Step1: Identify y-intercept

The equation is in slope - intercept form \(y = mx + b\), where \(b\) is the y - intercept. For \(y=3x + 3\), \(b = 3\). So the y - intercept is at the point \((0,3)\).

Step2: Use slope to find another point

The slope \(m = 3=\frac{3}{1}\), which means for a run of \(1\) (increase in \(x\) by \(1\)), the rise is \(3\) (increase in \(y\) by \(3\)). Starting from \((0,3)\), if we move \(x = 0+1 = 1\), then \(y=3 + 3=6\). So another point on the line is \((1,6)\). We can also use a run of \(- 1\) (decrease in \(x\) by \(1\)) and a rise of \(-3\) (decrease in \(y\) by \(3\)). Starting from \((0,3)\), \(x = 0-1=-1\), \(y = 3-3 = 0\), so the point \((-1,0)\) is also on the line.

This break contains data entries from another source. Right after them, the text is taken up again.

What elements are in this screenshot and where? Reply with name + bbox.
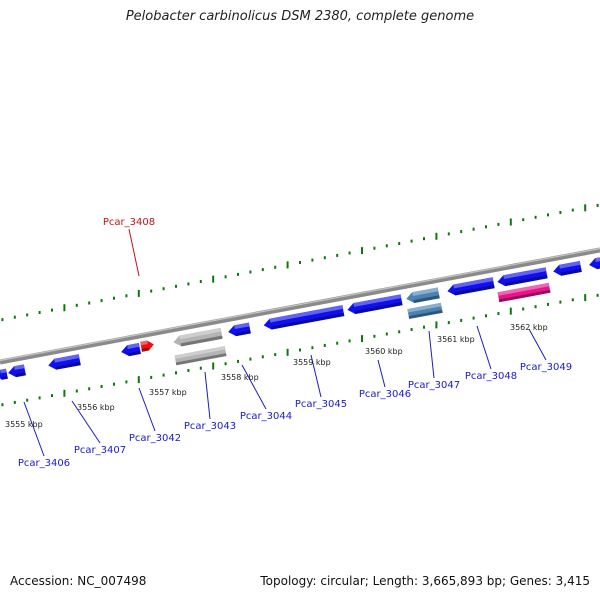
- upper-tick-track: [1, 203, 599, 322]
- genome-backbone: [0, 247, 600, 365]
- gene-top-shade: [234, 322, 250, 330]
- gene-feature-pcar_3407[interactable]: [47, 354, 81, 371]
- gene-feature-pcar_3043[interactable]: [172, 327, 223, 348]
- gene-feature-pcar_3043[interactable]: [174, 346, 227, 366]
- scale-label: 3557 kbp: [149, 388, 187, 397]
- scale-label: 3562 kbp: [510, 323, 548, 332]
- gene-label-pcar_3045[interactable]: Pcar_3045: [295, 399, 347, 410]
- gene-bottom-shade: [560, 268, 582, 276]
- gene-bottom-shade: [141, 347, 150, 352]
- gene-feature-pcar_3406[interactable]: [0, 368, 8, 381]
- callout-line: [128, 228, 140, 277]
- gene-top-shade: [503, 267, 547, 280]
- gene-feature-pcar_3042[interactable]: [120, 343, 141, 357]
- gene-label-pcar_3406[interactable]: Pcar_3406: [18, 458, 70, 469]
- gene-bottom-shade: [175, 353, 227, 366]
- gene-feature-pcar_3048[interactable]: [552, 261, 582, 277]
- callout-line: [310, 354, 322, 398]
- gene-label-pcar_3047[interactable]: Pcar_3047: [408, 380, 460, 391]
- gene-bottom-shade: [271, 312, 345, 330]
- gene-top-shade: [407, 302, 442, 313]
- gene-bottom-shade: [408, 309, 443, 319]
- callout-line: [428, 330, 435, 379]
- gene-bottom-shade: [413, 295, 440, 304]
- gene-label-pcar_3046[interactable]: Pcar_3046: [359, 389, 411, 400]
- gene-bottom-shade: [498, 289, 551, 303]
- gene-body: [589, 256, 600, 270]
- callout-line: [138, 387, 156, 432]
- gene-bottom-shade: [596, 264, 600, 270]
- gene-label-pcar_3044[interactable]: Pcar_3044: [240, 411, 292, 422]
- scale-label: 3555 kbp: [5, 420, 43, 429]
- gene-feature-pcar_3408[interactable]: [140, 339, 155, 352]
- gene-top-shade: [595, 256, 600, 263]
- lower-tick-track: [1, 293, 599, 407]
- topology-stats-text: Topology: circular; Length: 3,665,893 bp…: [260, 574, 590, 588]
- gene-track: [0, 256, 600, 380]
- gene-bottom-shade: [354, 302, 403, 314]
- callout-line: [377, 359, 386, 388]
- gene-label-pcar_3408[interactable]: Pcar_3408: [103, 217, 155, 228]
- callout-line: [241, 364, 267, 410]
- gene-bottom-shade: [15, 372, 26, 378]
- gene-label-pcar_3048[interactable]: Pcar_3048: [465, 371, 517, 382]
- gene-label-pcar_3407[interactable]: Pcar_3407: [74, 445, 126, 456]
- gene-feature-pcar_3048[interactable]: [446, 277, 495, 296]
- gene-bottom-shade: [55, 362, 81, 370]
- gene-top-shade: [453, 277, 494, 289]
- gene-top-shade: [497, 282, 550, 296]
- scale-label: 3560 kbp: [365, 347, 403, 356]
- callout-line: [23, 401, 45, 457]
- gene-top-shade: [412, 287, 439, 296]
- gene-top-shade: [179, 327, 222, 340]
- gene-feature-pcar_3047[interactable]: [407, 302, 443, 319]
- backbone-line: [0, 247, 600, 365]
- callout-line: [204, 371, 211, 420]
- scale-label: 3559 kbp: [293, 358, 331, 367]
- gene-top-shade: [140, 340, 148, 346]
- gene-label-pcar_3043[interactable]: Pcar_3043: [184, 421, 236, 432]
- gene-label-track: Pcar_3408Pcar_3406Pcar_3407Pcar_3042Pcar…: [18, 217, 572, 469]
- gene-top-shade: [0, 368, 7, 374]
- gene-feature-pcar_3045[interactable]: [263, 305, 345, 331]
- scale-label: 3561 kbp: [437, 335, 475, 344]
- gene-bottom-shade: [180, 335, 223, 347]
- gene-feature-pcar_3048[interactable]: [496, 267, 548, 287]
- gene-top-shade: [269, 305, 344, 323]
- gene-feature-pcar_3048[interactable]: [588, 256, 600, 270]
- gene-top-shade: [127, 343, 140, 349]
- gene-feature-pcar_3049[interactable]: [497, 282, 551, 303]
- gene-feature-pcar_3046[interactable]: [346, 294, 403, 315]
- backbone-highlight: [0, 247, 600, 362]
- gene-label-pcar_3042[interactable]: Pcar_3042: [129, 433, 181, 444]
- gene-bottom-shade: [504, 275, 548, 287]
- scale-label-track: 3555 kbp 3556 kbp 3557 kbp 3558 kbp 3559 kbp…: [5, 323, 548, 429]
- gene-top-shade: [54, 354, 80, 363]
- callout-line: [71, 400, 101, 444]
- gene-bottom-shade: [454, 285, 495, 296]
- gene-feature-pcar_3044[interactable]: [227, 322, 251, 338]
- gene-feature-pcar_3406[interactable]: [7, 364, 26, 378]
- scale-label: 3558 kbp: [221, 373, 259, 382]
- accession-text: Accession: NC_007498: [10, 574, 147, 588]
- gene-bottom-shade: [1, 375, 8, 380]
- gene-label-pcar_3049[interactable]: Pcar_3049: [520, 362, 572, 373]
- scale-label: 3556 kbp: [77, 403, 115, 412]
- gene-top-shade: [174, 346, 226, 359]
- callout-line: [528, 328, 547, 361]
- gene-top-shade: [353, 294, 402, 307]
- callout-line: [476, 325, 492, 370]
- gene-top-shade: [559, 261, 581, 269]
- gene-bottom-shade: [128, 350, 141, 357]
- gene-bottom-shade: [235, 330, 251, 337]
- gene-feature-pcar_3047[interactable]: [405, 287, 440, 304]
- genome-title: Pelobacter carbinolicus DSM 2380, comple…: [125, 9, 475, 24]
- gene-top-shade: [14, 364, 25, 371]
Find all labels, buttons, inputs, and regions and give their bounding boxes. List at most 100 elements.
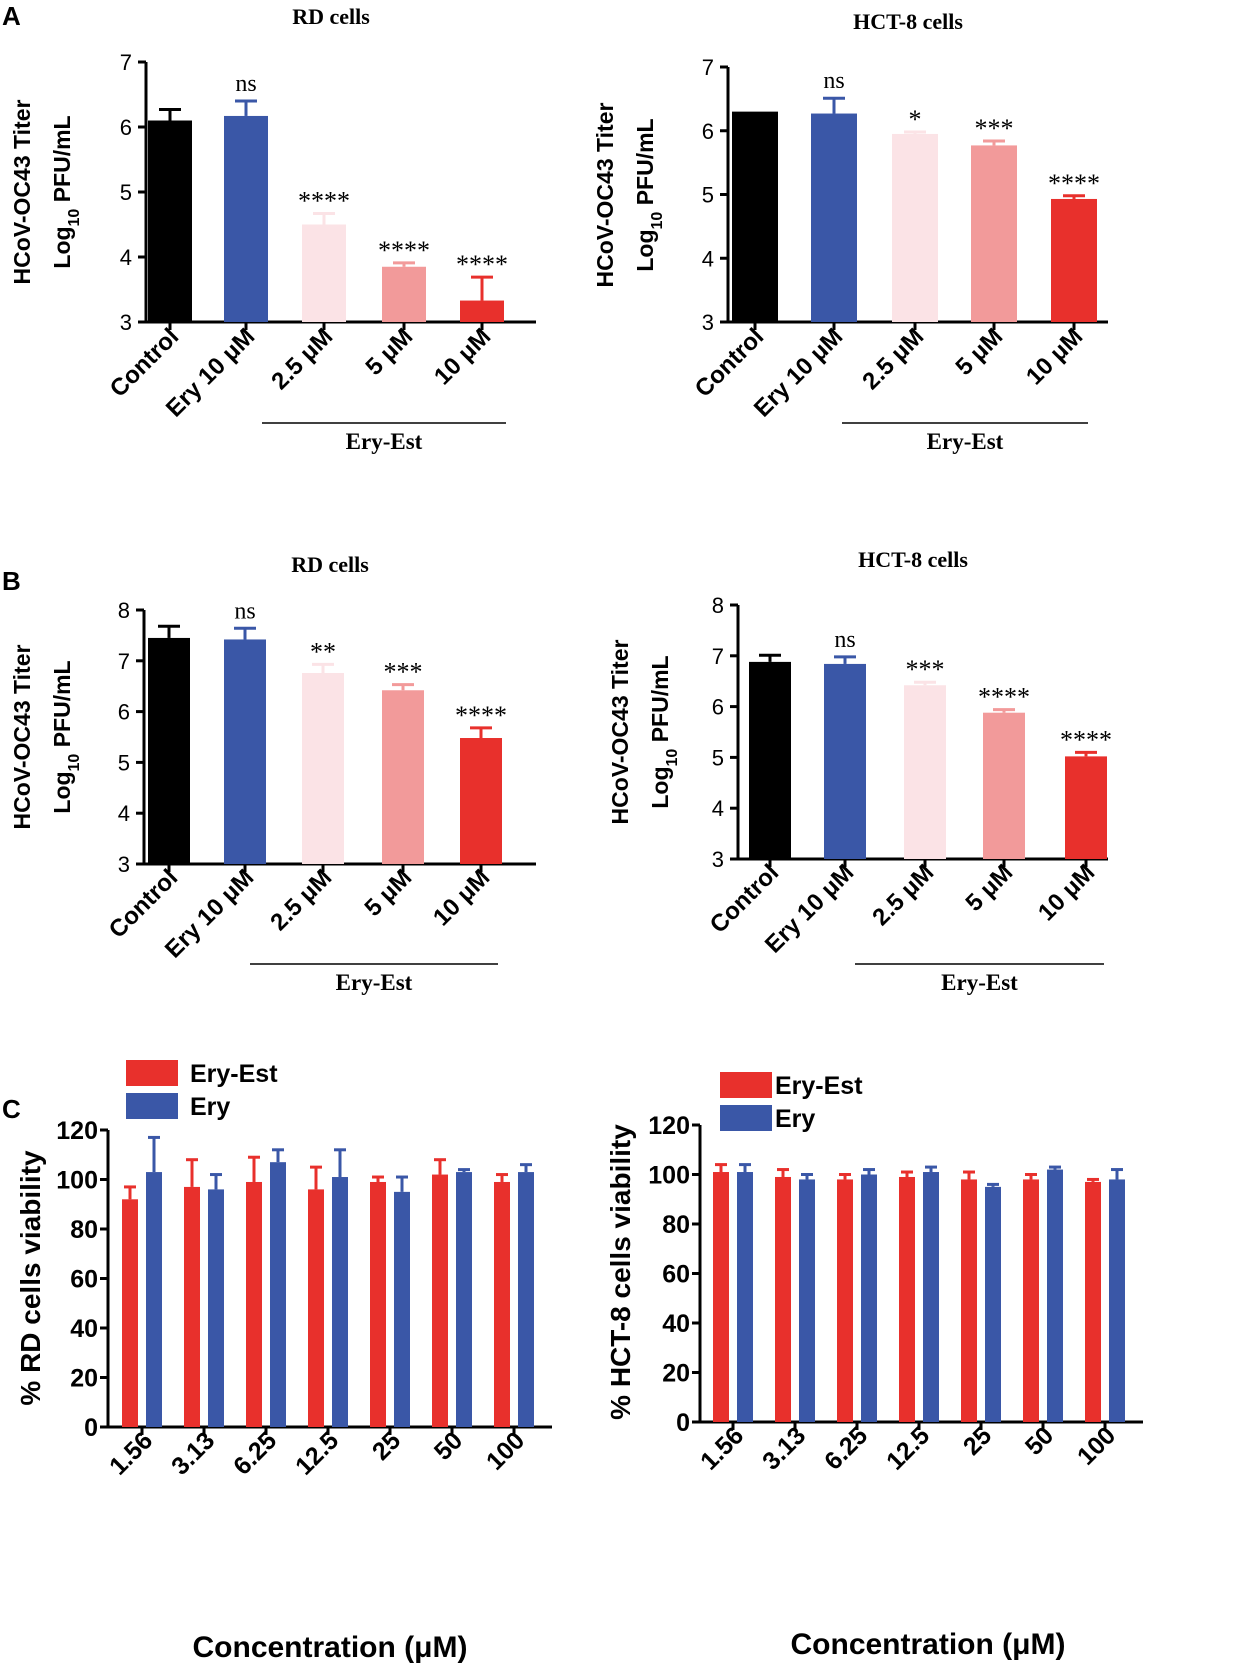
y-axis-title-line2: Log10 PFU/mL	[49, 115, 83, 268]
x-tick-label: 10 μM	[429, 323, 496, 390]
chart-title: HCT-8 cells	[853, 9, 963, 34]
bar-ery-est-2	[246, 1181, 262, 1427]
bar-ery-est-4	[370, 1181, 386, 1427]
x-tick-label: 12.5	[881, 1421, 935, 1475]
bar-ery-4	[985, 1186, 1001, 1422]
bar-1	[224, 639, 266, 864]
y-axis-title-line2: Log10 PFU/mL	[632, 118, 666, 271]
bar-0	[749, 661, 791, 859]
bar-ery-6	[1109, 1179, 1125, 1422]
bar-ery-2	[861, 1174, 877, 1422]
y-tick-label: 100	[648, 1162, 690, 1190]
x-tick-label: 5 μM	[359, 864, 417, 922]
y-tick-label: 7	[118, 649, 130, 674]
y-tick-label: 40	[662, 1310, 690, 1338]
y-tick-label: 40	[70, 1315, 98, 1343]
x-tick-label: 3.13	[757, 1421, 811, 1475]
significance-label: ns	[823, 68, 844, 94]
bar-2	[904, 685, 946, 859]
x-tick-label: 12.5	[290, 1426, 344, 1480]
bar-1	[824, 663, 866, 859]
y-tick-label: 3	[118, 852, 130, 877]
significance-label: ****	[978, 683, 1030, 712]
group-label: Ery-Est	[336, 970, 413, 995]
y-tick-label: 0	[84, 1414, 98, 1442]
significance-label: ****	[1048, 169, 1100, 198]
significance-label: ****	[456, 250, 508, 279]
bar-ery-1	[799, 1179, 815, 1422]
y-axis-title-log: Log	[49, 771, 75, 813]
y-tick-label: 100	[56, 1167, 98, 1195]
x-tick-label: 2.5 μM	[867, 859, 939, 931]
significance-label: ***	[906, 655, 945, 684]
bar-3	[971, 145, 1017, 322]
y-axis-title-unit: PFU/mL	[647, 655, 673, 748]
x-tick-label: 100	[481, 1426, 530, 1475]
bar-4	[1051, 198, 1097, 322]
y-tick-label: 60	[662, 1261, 690, 1289]
y-tick-label: 6	[120, 115, 132, 140]
y-tick-label: 7	[120, 50, 132, 75]
bar-ery-3	[332, 1177, 348, 1427]
bar-ery-est-1	[775, 1176, 791, 1422]
bar-ery-est-5	[432, 1174, 448, 1427]
panel-letter-a: A	[2, 1, 21, 31]
bar-ery-est-4	[961, 1179, 977, 1422]
y-tick-label: 3	[120, 310, 132, 335]
y-tick-label: 6	[702, 119, 714, 144]
group-label: Ery-Est	[941, 970, 1018, 995]
bar-ery-est-0	[122, 1199, 138, 1427]
significance-label: ns	[234, 598, 255, 624]
y-axis-title-line2: Log10 PFU/mL	[49, 660, 83, 813]
x-tick-label: 1.56	[695, 1421, 749, 1475]
x-axis-title: Concentration (μM)	[193, 1631, 468, 1664]
chart-title: RD cells	[292, 4, 370, 29]
y-axis-title-unit: PFU/mL	[49, 115, 75, 208]
legend-label: Ery	[190, 1093, 230, 1121]
y-tick-label: 4	[118, 801, 130, 826]
legend-label: Ery	[775, 1105, 815, 1133]
y-tick-label: 8	[118, 598, 130, 623]
x-tick-label: 10 μM	[428, 864, 495, 931]
y-tick-label: 60	[70, 1266, 98, 1294]
x-tick-label: Control	[690, 323, 769, 402]
x-tick-label: 6.25	[228, 1426, 282, 1480]
group-label: Ery-Est	[346, 429, 423, 454]
y-axis-title-log: Log	[647, 766, 673, 808]
y-tick-label: 4	[120, 245, 132, 270]
significance-label: **	[310, 637, 336, 666]
y-tick-label: 3	[702, 310, 714, 335]
bar-ery-est-0	[713, 1172, 729, 1422]
x-tick-label: 2.5 μM	[266, 323, 338, 395]
bar-3	[983, 712, 1025, 859]
significance-label: ****	[298, 186, 350, 215]
bar-4	[460, 738, 502, 864]
x-tick-label: 3.13	[166, 1426, 220, 1480]
x-tick-label: 100	[1072, 1421, 1121, 1470]
bar-ery-1	[208, 1189, 224, 1427]
bar-ery-0	[737, 1172, 753, 1422]
y-axis-title-log: Log	[49, 226, 75, 268]
x-tick-label: 50	[1020, 1421, 1059, 1460]
y-tick-label: 120	[648, 1112, 690, 1140]
x-tick-label: 2.5 μM	[857, 323, 929, 395]
significance-label: ns	[834, 627, 855, 653]
y-tick-label: 120	[56, 1117, 98, 1145]
y-axis-title-line1: HCoV-OC43 Titer	[607, 640, 633, 825]
x-tick-label: 5 μM	[950, 323, 1008, 381]
y-tick-label: 5	[702, 183, 714, 208]
bar-ery-est-3	[899, 1176, 915, 1422]
bar-ery-est-6	[1085, 1181, 1101, 1422]
x-tick-label: 6.25	[819, 1421, 873, 1475]
y-axis-title-unit: PFU/mL	[49, 660, 75, 753]
y-tick-label: 5	[120, 180, 132, 205]
y-axis-title-line1: HCoV-OC43 Titer	[592, 103, 618, 288]
y-axis-title-sub: 10	[66, 754, 83, 772]
y-axis-title-sub: 10	[664, 749, 681, 767]
x-tick-label: 25	[958, 1421, 998, 1461]
legend-swatch-ery	[720, 1105, 772, 1131]
chart-title: RD cells	[291, 552, 369, 577]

Step3: Plot the points and draw the line

Plot the points \((0,3)\), \((1,6)\) (or \((-1,0)\)) on the graph and then draw a straight line passing through these points.

To graph the line \(y = 3x+3\):

1. Plot the y - intercept: Mark the point \((0,3)\) on the coordinate plane (where the \(x\) - coordinate is \(0\) and the \(y\) - coordinate is \(3\)).
2. Use the slope: From \((0,3)\), move \(1\) unit to the right (increase \(x\) by \(1\)) and \(3\) units up (increase \(y\) by \(3\)) to get the point \((1,6)\). Or move \(1\) unit to the left (decrease \(x\) by \(1\)) and \(3\) units down (decrease \(y\) by \(3\)) to get the point \((-1,0)\).
3. Draw a straight line through the plotted points.

(Note: Since the question is about graphing, the key points to plot are \((0,3)\) and another point like \((1,6)\) or \((-1,0)\) and then drawing the line through them.)

Answer:

To graph \(y = 3x + 3\), plot the y - intercept \((0,3)\) and use the slope \(m = 3\) to find another point (e.g., \((1,6)\) or \((-1,0)\)) and draw a straight line through these points. The line passes through points like \((0,3)\), \((1,6)\), \((-1,0)\) etc.